Domain Knowledge in Machine Learning
Let’s say the domain is a restaurant kitchen. A dataset with 3 variables. Two predictors and one predicted. Predictor variables are flour in kilograms and water in liters. A predicted variable is the number of roti/ bread. You know the model will be something like this.
Number of roti (y). = b1 * flour in kg (x1) + b2 * water in liter (x2)
Features are scaled to the same scale in terms of the unit of measurement, the KMS system.
During training, your model learns b1 and b2 from training data.
Now during prediction if you enter 1 kg flour and 10 liters water then what should be the number of roti from the model? Or if you input 10 kg flour and 0.1-liter water, then what is the expected output?
Those who have not worked in the kitchen may not understand what I am saying. That is why they say domain knowledge is essential.

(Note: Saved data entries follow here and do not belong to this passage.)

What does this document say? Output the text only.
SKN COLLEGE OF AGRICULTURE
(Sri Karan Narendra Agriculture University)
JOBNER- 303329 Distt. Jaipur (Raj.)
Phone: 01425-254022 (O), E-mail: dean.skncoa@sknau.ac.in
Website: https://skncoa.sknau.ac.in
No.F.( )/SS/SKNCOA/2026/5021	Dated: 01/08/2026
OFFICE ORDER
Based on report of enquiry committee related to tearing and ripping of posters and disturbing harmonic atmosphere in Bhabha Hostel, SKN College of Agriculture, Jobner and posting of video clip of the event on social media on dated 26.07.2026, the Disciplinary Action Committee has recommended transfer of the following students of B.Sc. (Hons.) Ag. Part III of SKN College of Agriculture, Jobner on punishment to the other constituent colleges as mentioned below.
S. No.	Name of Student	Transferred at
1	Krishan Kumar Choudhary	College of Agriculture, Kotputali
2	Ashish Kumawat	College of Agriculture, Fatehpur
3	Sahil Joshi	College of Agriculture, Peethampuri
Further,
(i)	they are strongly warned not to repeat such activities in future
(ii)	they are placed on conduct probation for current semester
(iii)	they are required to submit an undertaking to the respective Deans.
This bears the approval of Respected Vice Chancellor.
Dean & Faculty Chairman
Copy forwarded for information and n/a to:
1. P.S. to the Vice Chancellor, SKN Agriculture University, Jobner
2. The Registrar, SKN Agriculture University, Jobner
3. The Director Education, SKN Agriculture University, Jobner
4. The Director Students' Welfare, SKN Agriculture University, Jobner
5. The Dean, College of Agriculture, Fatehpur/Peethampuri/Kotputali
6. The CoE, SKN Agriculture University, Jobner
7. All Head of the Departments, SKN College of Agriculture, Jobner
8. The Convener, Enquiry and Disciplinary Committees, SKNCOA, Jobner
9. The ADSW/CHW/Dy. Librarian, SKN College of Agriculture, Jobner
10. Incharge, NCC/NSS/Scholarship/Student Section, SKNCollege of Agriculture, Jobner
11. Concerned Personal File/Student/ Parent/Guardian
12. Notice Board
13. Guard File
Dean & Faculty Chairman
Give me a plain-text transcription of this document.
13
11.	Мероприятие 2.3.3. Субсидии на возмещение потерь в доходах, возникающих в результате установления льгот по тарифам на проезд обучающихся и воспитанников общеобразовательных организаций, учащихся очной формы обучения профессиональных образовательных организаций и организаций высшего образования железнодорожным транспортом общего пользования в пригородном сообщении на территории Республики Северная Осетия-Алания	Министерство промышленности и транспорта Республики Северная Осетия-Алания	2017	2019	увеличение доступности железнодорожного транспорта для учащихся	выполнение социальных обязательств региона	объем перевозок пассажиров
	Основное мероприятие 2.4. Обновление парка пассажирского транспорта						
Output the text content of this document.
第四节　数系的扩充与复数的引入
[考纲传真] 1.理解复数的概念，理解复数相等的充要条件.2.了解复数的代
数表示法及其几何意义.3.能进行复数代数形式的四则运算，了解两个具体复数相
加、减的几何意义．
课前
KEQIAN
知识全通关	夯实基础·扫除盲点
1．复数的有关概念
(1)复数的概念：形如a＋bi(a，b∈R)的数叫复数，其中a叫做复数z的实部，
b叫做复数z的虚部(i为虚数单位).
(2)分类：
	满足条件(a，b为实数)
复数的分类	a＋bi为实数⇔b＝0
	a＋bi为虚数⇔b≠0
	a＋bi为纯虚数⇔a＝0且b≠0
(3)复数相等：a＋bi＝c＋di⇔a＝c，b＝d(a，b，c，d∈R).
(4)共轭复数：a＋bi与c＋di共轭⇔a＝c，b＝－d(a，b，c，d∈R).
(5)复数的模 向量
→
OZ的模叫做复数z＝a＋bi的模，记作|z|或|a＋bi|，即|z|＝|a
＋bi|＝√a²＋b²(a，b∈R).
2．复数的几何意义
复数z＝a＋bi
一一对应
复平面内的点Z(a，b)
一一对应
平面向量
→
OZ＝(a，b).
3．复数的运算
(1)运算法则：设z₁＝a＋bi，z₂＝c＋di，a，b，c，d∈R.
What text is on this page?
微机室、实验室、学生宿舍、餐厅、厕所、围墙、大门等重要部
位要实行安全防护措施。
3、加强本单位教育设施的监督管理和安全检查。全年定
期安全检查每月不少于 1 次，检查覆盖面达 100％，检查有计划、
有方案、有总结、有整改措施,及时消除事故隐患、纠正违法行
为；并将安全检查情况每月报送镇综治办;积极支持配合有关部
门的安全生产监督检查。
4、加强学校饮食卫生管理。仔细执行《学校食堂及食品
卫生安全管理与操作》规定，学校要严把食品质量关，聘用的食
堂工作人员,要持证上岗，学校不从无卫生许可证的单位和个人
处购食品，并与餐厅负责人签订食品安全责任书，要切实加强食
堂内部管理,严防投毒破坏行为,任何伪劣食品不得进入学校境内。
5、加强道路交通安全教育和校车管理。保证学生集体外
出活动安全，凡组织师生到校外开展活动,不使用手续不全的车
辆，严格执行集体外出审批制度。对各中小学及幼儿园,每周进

No problem, try some experiments in the kitchen without someone looking at you. 😊
Now questions are
Is there any problem with this model-building approach?
Are we missing some steps from data collection to data cleaning to the model building due to which we may get unexpected output?
If yes, then where is the problem?
What should be the expected output for the above inputs?
What needs to be done in this whole approach to build a good model?
Can we solve this problem without ML?
Don’t blame the user that you are giving the wrong input and my model is failing.